ブルドックソース事件(最決平成19年8月7日)
注:主要目的ルールについて述べた忠実屋・いなげや事件、ニッポン放送株事件、及びブルドックソースを前提とするピコイ事件等々について、整合性の争いというか、主要目的ルール死亡説が囁かれていますが、未だ主要目的ルールは生きており、その例外としてブルドックソースのいう「株主の同意」やニッポン放送のいう「濫用目的買収者対抗」があると思っています。例外の範囲が広がっていっているようですが、あくまで答案上は主要目的ルールで原則判断をして、その後例外処理をすべきかと。
また、ブルドックソース事件は主要目的ルールを重要論点とせず、明らかに目的が買収防衛策であるにも関わらずOKとしていて、株主平等の原則に対する回答をしたものであるという視点で以下整理していますが、この点においては主要目的ルール死亡説に靡いてしまうところです。
答案としてブルドックソースがダイレクトに出た場合を想定すると、やはり主要目的ルールに触れつつ、経営判断の原則から資金調達目的を苦しくても認定した上で株主平等の原則の話に入るべきなのかと思ったり、思わなかったり。
事案の概要:買収防衛策として、株主総会の圧倒的多数により「差別的行使条件を付した新株予約権無償割当」を行い、相手方の新株予約権を行使させず金員を交付し全部取得することで、持分比率の大幅な低下を目論んだ事件
結論:合法
規範:原則として109株主平等の原則が妥当する。株主平等の原則は個々の株主の利益を保護するため、会社に対し、株主をその有する株式の内容及び数に応じて平等に取り扱うことを義務づけるものであるが、個々の株主の利益というものはそもそも会社の存立・発展なくしては考えられないものである。そうであれば、会社の企業価値が毀損されることにより、株主共同の利益が害されることになるような場合には、その防止の為特定の株主を差別的に取り扱うことが許される場合もある。

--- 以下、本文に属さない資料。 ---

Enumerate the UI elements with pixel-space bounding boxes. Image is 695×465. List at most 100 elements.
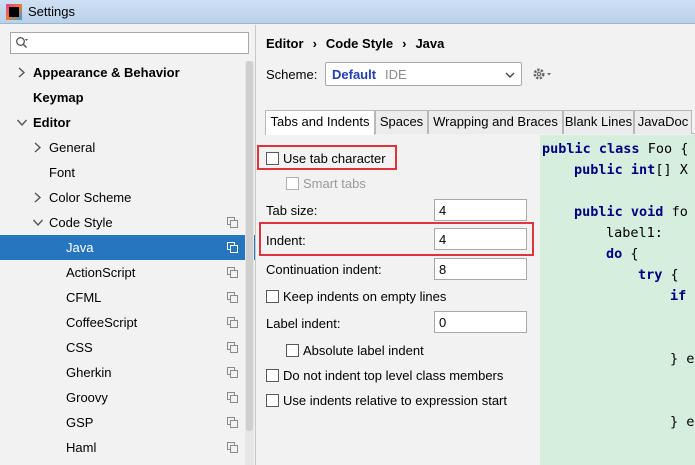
absolute-label-indent-checkbox[interactable] [286,344,299,357]
copy-icon [227,392,238,403]
smart-tabs-checkbox[interactable] [286,177,299,190]
indents-relative-expr-checkbox[interactable] [266,394,279,407]
tab-spaces[interactable]: Spaces [375,110,428,134]
scheme-label: Scheme: [266,67,318,82]
sidebar-item-java[interactable]: Java [0,235,255,260]
sidebar-item-gherkin[interactable]: Gherkin [0,360,255,385]
keep-indents-empty-label: Keep indents on empty lines [283,289,447,304]
tab-label: Tabs and Indents [270,114,370,129]
copy-icon [227,292,238,303]
tab-wrapping-and-braces[interactable]: Wrapping and Braces [428,110,563,134]
breadcrumb: Editor › Code Style › Java [266,36,444,51]
code-line: public int[] X [574,162,688,178]
continuation-indent-input[interactable]: 8 [434,258,527,280]
sidebar-item-keymap[interactable]: Keymap [0,85,255,110]
scrollbar-thumb[interactable] [246,61,253,431]
sidebar-item-label: Java [66,240,94,255]
sidebar-item-label: Appearance & Behavior [33,65,180,80]
window-title: Settings [28,4,75,19]
sidebar-item-label: General [49,140,96,155]
sidebar-item-label: Haml [66,440,97,455]
sidebar-scrollbar[interactable] [245,61,254,465]
smart-tabs-label: Smart tabs [303,176,366,191]
sidebar-item-general[interactable]: General [0,135,255,160]
tab-label: Spaces [379,114,424,129]
sidebar-item-code-style[interactable]: Code Style [0,210,255,235]
title-bar: Settings [0,0,695,24]
breadcrumb-separator: › [312,36,317,51]
sidebar-item-label: Code Style [49,215,113,230]
sidebar-item-haml[interactable]: Haml [0,435,255,460]
scheme-select[interactable]: Default IDE [325,62,522,86]
sidebar-item-label: Groovy [66,390,108,405]
sidebar-item-label: ActionScript [66,265,136,280]
label-indent-label: Label indent: [266,316,341,331]
breadcrumb-editor: Editor [266,36,304,51]
code-line: public void fo [574,204,688,220]
copy-icon [227,317,238,328]
tab-label: Blank Lines [564,114,633,129]
tab-javadoc[interactable]: JavaDoc [634,110,692,134]
absolute-label-indent-label: Absolute label indent [303,343,424,358]
chevron-right-icon[interactable] [32,135,44,160]
breadcrumb-java: Java [415,36,445,51]
breadcrumb-separator: › [402,36,407,51]
tab-size-label: Tab size: [266,203,318,218]
code-line: do { [606,246,639,262]
search-icon [16,37,28,49]
code-line: if [670,288,687,304]
sidebar-item-cfml[interactable]: CFML [0,285,255,310]
sidebar-item-label: CoffeeScript [66,315,138,330]
no-indent-top-level-label: Do not indent top level class members [283,368,504,383]
sidebar-item-css[interactable]: CSS [0,335,255,360]
breadcrumb-code-style: Code Style [325,36,394,51]
scheme-name: Default [332,67,377,82]
sidebar-item-groovy[interactable]: Groovy [0,385,255,410]
code-line: try { [638,267,679,283]
sidebar-item-editor[interactable]: Editor [0,110,255,135]
tab-tabs-and-indents[interactable]: Tabs and Indents [265,110,375,135]
copy-icon [227,367,238,378]
app-icon [6,4,22,20]
main-panel: Editor › Code Style › Java Scheme: Default I… [257,25,695,465]
copy-icon [227,417,238,428]
tab-blank-lines[interactable]: Blank Lines [563,110,634,134]
sidebar-item-label: CSS [66,340,93,355]
code-line: } e [670,414,695,430]
no-indent-top-level-checkbox[interactable] [266,369,279,382]
chevron-right-icon[interactable] [32,185,44,210]
chevron-right-icon[interactable] [16,60,28,85]
settings-sidebar: Appearance & Behavior Keymap Editor General… [0,25,256,465]
sidebar-item-gsp[interactable]: GSP [0,410,255,435]
sidebar-item-coffeescript[interactable]: CoffeeScript [0,310,255,335]
sidebar-item-actionscript[interactable]: ActionScript [0,260,255,285]
tab-label: Wrapping and Braces [433,114,558,129]
sidebar-item-label: Keymap [33,90,84,105]
chevron-down-icon[interactable] [16,110,28,135]
sidebar-item-label: Font [49,165,76,180]
copy-icon [227,342,238,353]
copy-icon [227,217,238,228]
chevron-down-icon [505,72,515,78]
tabs-and-indents-panel: Use tab character Smart tabs Tab size: 4… [257,135,537,465]
sidebar-item-label: Editor [33,115,71,130]
copy-icon [227,267,238,278]
tab-label: JavaDoc [637,114,689,129]
tab-bar: Tabs and Indents Spaces Wrapping and Bra… [265,110,695,135]
label-indent-input[interactable]: 0 [434,311,527,333]
tab-size-input[interactable]: 4 [434,199,527,221]
sidebar-item-appearance-behavior[interactable]: Appearance & Behavior [0,60,255,85]
search-input[interactable] [10,32,249,54]
sidebar-item-label: Color Scheme [49,190,132,205]
keep-indents-empty-checkbox[interactable] [266,290,279,303]
gear-icon[interactable] [531,66,553,82]
copy-icon [227,442,238,453]
sidebar-item-label: CFML [66,290,102,305]
code-line: public class Foo { [542,141,689,157]
chevron-down-icon[interactable] [32,210,44,235]
code-preview: public class Foo { public int[] X public… [540,135,695,465]
sidebar-item-label: GSP [66,415,94,430]
sidebar-item-font[interactable]: Font [0,160,255,185]
indents-relative-expr-label: Use indents relative to expression start [283,393,507,408]
sidebar-item-color-scheme[interactable]: Color Scheme [0,185,255,210]
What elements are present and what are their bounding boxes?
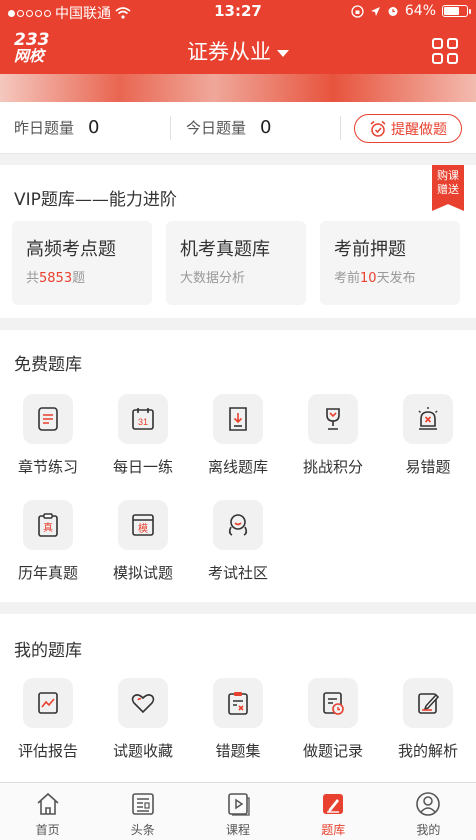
record-clock-icon — [308, 678, 358, 728]
tab-course[interactable]: 课程 — [190, 783, 285, 840]
vip-card-sub: 考前10天发布 — [334, 271, 416, 286]
home-icon — [33, 789, 63, 819]
tab-question-bank[interactable]: 题库 — [286, 783, 381, 840]
play-course-icon — [223, 789, 253, 819]
my-bank-title: 我的题库 — [14, 641, 82, 661]
my-bank-section: 我的题库 评估报告 试题收藏 错题集 做题记录 我的解析 — [0, 614, 476, 782]
remind-label: 提醒做题 — [391, 121, 447, 138]
grid-menu-icon[interactable] — [432, 38, 458, 64]
vip-title: VIP题库——能力进阶 — [14, 190, 177, 210]
free-item-community[interactable]: 考试社区 — [191, 500, 285, 583]
exam-selector-label: 证券从业 — [187, 40, 271, 64]
tab-label: 题库 — [321, 823, 346, 837]
free-item-offline[interactable]: 离线题库 — [191, 394, 285, 477]
remind-button[interactable]: 提醒做题 — [354, 114, 462, 143]
edit-note-icon — [403, 678, 453, 728]
list-doc-icon — [23, 394, 73, 444]
caret-down-icon — [277, 49, 289, 57]
battery-icon — [442, 5, 471, 17]
tab-label: 我的 — [416, 823, 441, 837]
nav-bar: 233 网校 证券从业 — [0, 24, 476, 74]
free-item-daily[interactable]: 31 每日一练 — [96, 394, 190, 477]
free-bank-section: 免费题库 章节练习 31 每日一练 离线题库 挑战积分 易错题 真 历年真题 模… — [0, 330, 476, 602]
vip-card-sub: 大数据分析 — [180, 271, 246, 286]
today-value: 0 — [260, 117, 272, 138]
yesterday-count: 昨日题量 0 — [14, 117, 99, 138]
status-right: 64% — [351, 3, 471, 19]
my-item-favorites[interactable]: 试题收藏 — [96, 678, 190, 761]
clipboard-zhen-icon: 真 — [23, 500, 73, 550]
profile-icon — [413, 789, 443, 819]
orientation-lock-icon — [351, 4, 364, 18]
banner-strip[interactable] — [0, 74, 476, 102]
vip-section: VIP题库——能力进阶 购课 赠送 高频考点题 共5853题 机考真题库 大数据… — [0, 165, 476, 318]
download-doc-icon — [213, 394, 263, 444]
news-icon — [128, 789, 158, 819]
free-item-past-exams[interactable]: 真 历年真题 — [1, 500, 95, 583]
report-chart-icon — [23, 678, 73, 728]
my-item-records[interactable]: 做题记录 — [286, 678, 380, 761]
question-count-bar: 昨日题量 0 今日题量 0 提醒做题 — [0, 102, 476, 154]
question-bank-icon — [318, 789, 348, 819]
ribbon-line1: 购课 — [437, 169, 459, 182]
ribbon-line2: 赠送 — [437, 183, 459, 196]
tab-label: 课程 — [226, 823, 251, 837]
yesterday-label: 昨日题量 — [14, 119, 75, 137]
vip-card-real-exams[interactable]: 机考真题库 大数据分析 — [166, 221, 306, 305]
vip-card-title: 机考真题库 — [180, 239, 270, 260]
location-arrow-icon — [370, 6, 380, 16]
my-item-wrong[interactable]: 错题集 — [191, 678, 285, 761]
alarm-clock-icon — [370, 120, 386, 137]
alarm-light-icon — [403, 394, 453, 444]
free-item-error-prone[interactable]: 易错题 — [381, 394, 475, 477]
svg-text:模: 模 — [138, 523, 148, 535]
svg-text:真: 真 — [43, 521, 53, 534]
my-item-analysis[interactable]: 我的解析 — [381, 678, 475, 761]
window-mo-icon: 模 — [118, 500, 168, 550]
gift-ribbon: 购课 赠送 — [432, 165, 464, 211]
free-item-challenge[interactable]: 挑战积分 — [286, 394, 380, 477]
vip-card-title: 考前押题 — [334, 239, 406, 260]
battery-percent: 64% — [404, 3, 436, 19]
vip-card-sub: 共5853题 — [26, 271, 86, 286]
divider — [340, 116, 341, 140]
heart-icon — [118, 678, 168, 728]
status-bar: 中国联通 13:27 64% — [0, 0, 476, 24]
tab-profile[interactable]: 我的 — [381, 783, 476, 840]
community-face-icon — [213, 500, 263, 550]
alarm-icon — [388, 7, 398, 16]
wrong-clipboard-icon — [213, 678, 263, 728]
vip-card-title: 高频考点题 — [26, 239, 116, 260]
tab-label: 头条 — [130, 823, 155, 837]
top-header: 中国联通 13:27 64% 233 网校 证券从业 — [0, 0, 476, 102]
today-label: 今日题量 — [186, 119, 247, 137]
tab-home[interactable]: 首页 — [0, 783, 95, 840]
trophy-icon — [308, 394, 358, 444]
vip-card-predict[interactable]: 考前押题 考前10天发布 — [320, 221, 460, 305]
divider — [170, 116, 171, 140]
today-count: 今日题量 0 — [186, 117, 271, 138]
vip-card-hot-points[interactable]: 高频考点题 共5853题 — [12, 221, 152, 305]
bottom-tab-bar: 首页 头条 课程 题库 我的 — [0, 782, 476, 840]
svg-text:31: 31 — [138, 417, 148, 427]
my-item-report[interactable]: 评估报告 — [1, 678, 95, 761]
tab-news[interactable]: 头条 — [95, 783, 190, 840]
yesterday-value: 0 — [88, 117, 100, 138]
tab-label: 首页 — [35, 823, 60, 837]
free-bank-title: 免费题库 — [14, 355, 82, 375]
free-item-chapter[interactable]: 章节练习 — [1, 394, 95, 477]
exam-selector[interactable]: 证券从业 — [0, 36, 476, 66]
calendar-31-icon: 31 — [118, 394, 168, 444]
free-item-mock[interactable]: 模 模拟试题 — [96, 500, 190, 583]
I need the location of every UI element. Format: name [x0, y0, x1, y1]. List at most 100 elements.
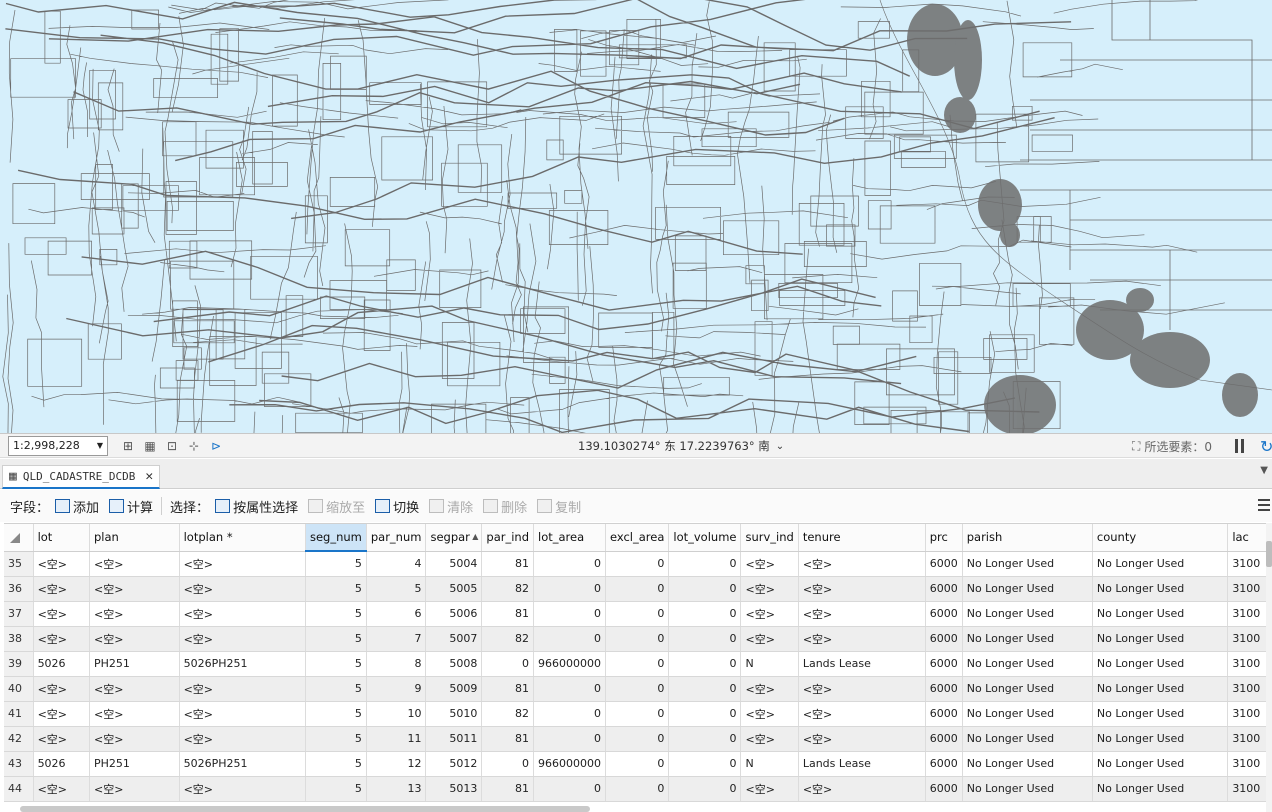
cell-seg-num[interactable]: 5 — [305, 726, 367, 752]
table-row[interactable]: 36 <空> <空> <空> 5 5 5005 82 0 0 0 <空> <空> 6000 No Longe… — [4, 576, 1268, 602]
zoom-to-button[interactable]: 缩放至 — [308, 497, 365, 516]
cell-lot[interactable]: <空> — [33, 776, 90, 802]
cell-excl-area[interactable]: 0 — [605, 751, 670, 777]
cell-lot-area[interactable]: 966000000 — [533, 751, 606, 777]
row-number[interactable]: 35 — [4, 551, 34, 577]
cell-par-num[interactable]: 13 — [366, 776, 427, 802]
cell-tenure[interactable]: <空> — [798, 601, 926, 627]
cell-lac[interactable]: 3100 — [1227, 626, 1268, 652]
cell-tenure[interactable]: <空> — [798, 726, 926, 752]
cell-par-num[interactable]: 12 — [366, 751, 427, 777]
cell-lot-volume[interactable]: 0 — [668, 651, 742, 677]
cell-prc[interactable]: 6000 — [925, 776, 963, 802]
cell-lot-area[interactable]: 0 — [533, 626, 606, 652]
cell-lac[interactable]: 3100 — [1227, 601, 1268, 627]
cell-par-ind[interactable]: 0 — [481, 651, 534, 677]
cell-county[interactable]: No Longer Used — [1092, 601, 1229, 627]
cell-lot-volume[interactable]: 0 — [668, 676, 742, 702]
cell-county[interactable]: No Longer Used — [1092, 726, 1229, 752]
cell-prc[interactable]: 6000 — [925, 601, 963, 627]
cell-lotplan[interactable]: <空> — [179, 726, 306, 752]
cell-lot-volume[interactable]: 0 — [668, 576, 742, 602]
cell-surv-ind[interactable]: <空> — [740, 676, 799, 702]
cell-seg-num[interactable]: 5 — [305, 751, 367, 777]
cell-plan[interactable]: <空> — [89, 676, 180, 702]
cell-par-num[interactable]: 7 — [366, 626, 427, 652]
cell-surv-ind[interactable]: <空> — [740, 576, 799, 602]
cell-county[interactable]: No Longer Used — [1092, 776, 1229, 802]
cell-lot-volume[interactable]: 0 — [668, 551, 742, 577]
table-row[interactable]: 37 <空> <空> <空> 5 6 5006 81 0 0 0 <空> <空> 6000 No Longe… — [4, 601, 1268, 627]
row-number[interactable]: 38 — [4, 626, 34, 652]
cell-excl-area[interactable]: 0 — [605, 651, 670, 677]
cell-lac[interactable]: 3100 — [1227, 551, 1268, 577]
chevron-down-icon[interactable]: ⌄ — [776, 441, 784, 452]
cell-surv-ind[interactable]: <空> — [740, 626, 799, 652]
cell-lotplan[interactable]: <空> — [179, 701, 306, 727]
table-row[interactable]: 41 <空> <空> <空> 5 10 5010 82 0 0 0 <空> <空> 6000 No Long… — [4, 701, 1268, 727]
cell-parish[interactable]: No Longer Used — [962, 776, 1093, 802]
cell-excl-area[interactable]: 0 — [605, 626, 670, 652]
cell-county[interactable]: No Longer Used — [1092, 751, 1229, 777]
cell-tenure[interactable]: <空> — [798, 626, 926, 652]
cell-surv-ind[interactable]: <空> — [740, 601, 799, 627]
cell-segpar[interactable]: 5010 — [425, 701, 483, 727]
cell-prc[interactable]: 6000 — [925, 651, 963, 677]
cell-prc[interactable]: 6000 — [925, 626, 963, 652]
cell-surv-ind[interactable]: <空> — [740, 551, 799, 577]
cell-county[interactable]: No Longer Used — [1092, 651, 1229, 677]
row-number[interactable]: 37 — [4, 601, 34, 627]
cell-lot[interactable]: <空> — [33, 551, 90, 577]
chevron-down-icon[interactable]: ▼ — [1260, 465, 1268, 476]
cell-plan[interactable]: <空> — [89, 726, 180, 752]
cell-lotplan[interactable]: <空> — [179, 601, 306, 627]
cell-lot[interactable]: <空> — [33, 701, 90, 727]
cell-seg-num[interactable]: 5 — [305, 776, 367, 802]
navigation-icon[interactable]: ⊳ — [208, 438, 224, 454]
clear-selection-button[interactable]: 清除 — [429, 497, 473, 516]
cell-par-num[interactable]: 8 — [366, 651, 427, 677]
cell-par-num[interactable]: 11 — [366, 726, 427, 752]
cell-segpar[interactable]: 5011 — [425, 726, 483, 752]
row-number[interactable]: 40 — [4, 676, 34, 702]
close-icon[interactable]: ✕ — [145, 469, 153, 484]
table-row[interactable]: 38 <空> <空> <空> 5 7 5007 82 0 0 0 <空> <空> 6000 No Longe… — [4, 626, 1268, 652]
cell-par-ind[interactable]: 82 — [481, 626, 534, 652]
row-number[interactable]: 42 — [4, 726, 34, 752]
table-row[interactable]: 44 <空> <空> <空> 5 13 5013 81 0 0 0 <空> <空> 6000 No Long… — [4, 776, 1268, 802]
cell-plan[interactable]: <空> — [89, 576, 180, 602]
cell-excl-area[interactable]: 0 — [605, 551, 670, 577]
cell-plan[interactable]: PH251 — [89, 751, 180, 777]
cell-lot[interactable]: 5026 — [33, 651, 90, 677]
cell-lot-area[interactable]: 0 — [533, 601, 606, 627]
cell-surv-ind[interactable]: <空> — [740, 701, 799, 727]
cell-seg-num[interactable]: 5 — [305, 551, 367, 577]
cell-lot-volume[interactable]: 0 — [668, 726, 742, 752]
switch-selection-button[interactable]: 切换 — [375, 497, 419, 516]
cell-county[interactable]: No Longer Used — [1092, 576, 1229, 602]
row-number[interactable]: 36 — [4, 576, 34, 602]
cell-parish[interactable]: No Longer Used — [962, 576, 1093, 602]
cell-excl-area[interactable]: 0 — [605, 576, 670, 602]
cell-parish[interactable]: No Longer Used — [962, 676, 1093, 702]
cell-par-num[interactable]: 6 — [366, 601, 427, 627]
column-header[interactable]: segpar ▲ — [425, 524, 483, 552]
cell-surv-ind[interactable]: N — [740, 651, 799, 677]
cell-tenure[interactable]: <空> — [798, 676, 926, 702]
horizontal-scrollbar[interactable] — [20, 806, 590, 812]
cell-par-ind[interactable]: 81 — [481, 726, 534, 752]
cell-excl-area[interactable]: 0 — [605, 776, 670, 802]
cell-tenure[interactable]: Lands Lease — [798, 751, 926, 777]
cell-lot[interactable]: <空> — [33, 576, 90, 602]
column-header[interactable]: prc — [925, 524, 963, 552]
tab-attribute-table[interactable]: ▦ QLD_CADASTRE_DCDB ✕ — [2, 465, 161, 489]
cell-prc[interactable]: 6000 — [925, 701, 963, 727]
cell-segpar[interactable]: 5013 — [425, 776, 483, 802]
cell-lot-area[interactable]: 0 — [533, 726, 606, 752]
row-number[interactable]: 41 — [4, 701, 34, 727]
map-view[interactable] — [0, 0, 1272, 434]
cell-lot-area[interactable]: 0 — [533, 551, 606, 577]
cell-surv-ind[interactable]: <空> — [740, 776, 799, 802]
cell-prc[interactable]: 6000 — [925, 726, 963, 752]
cell-seg-num[interactable]: 5 — [305, 651, 367, 677]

この判断に際しては、会社の利益の帰属主体である①株主自身が最終的な判断(判断をしたという点を①とする)をすべきものであるところ、②株主総会の手続きの適正、③判断の前提となった事実の存在といった判断の正当性を失わせるような部分の重大な瑕疵が無い限り、尊重されるべきである。
本件:本件総会では①議決権総数の83.4%の賛成を得て可決されており、相手方以外のほとんどの既存株主が賛成したものであるから、株主の判断として相手方による買収は会社の企業価値を毀損し、株主共同の利益を害すると判断したといえる。また、②総会決議の手続きは適正に行われた。
(③また、相手方は発行済株式のすべてを取得する目的を持っていたが、投下資本の回収方針等を明らかにせず、経営方針も明らかでなかったから、正当性を失わせるような重大な瑕疵があったとはいえない)←試験レベルではここは特に拾えそうな事情が無い限り無視できそう。「その他判断の正当性を失わせるような重大な瑕疵はなく」で良いのでは。逆にそのような事情があればここを丁寧に論じるべき主戦場?
更に、手段の相当性について、相手方は取得条項に基づき対価として金員が交付され、仮に実行されない場合でも、本件新株予約権の譲渡を申し入れることで対価を得られるものであるが、その対価は相手方の算定したTOB買付価格に基づき算出されており、適正なものであるといえる。よって、本件新株予約権無償割当は、形式的に株主平等原則に反するとしても、衡平の理念に反し、相当性を欠くものとはいえない。
(なお、相手方に対価として多数の金員を支払うこと自体企業価値の既存、株主共同の利益に反するとも考えられるが、これについても相手方を除く既存株主のほとんどがその影響を含めて同意していたといえるから、この点についても判断を尊重すべきである。)←試験現場でここまで書くことがあるだろうか……?(おそらくない、思い出したら書いておいてもいいかも。印象点程度?)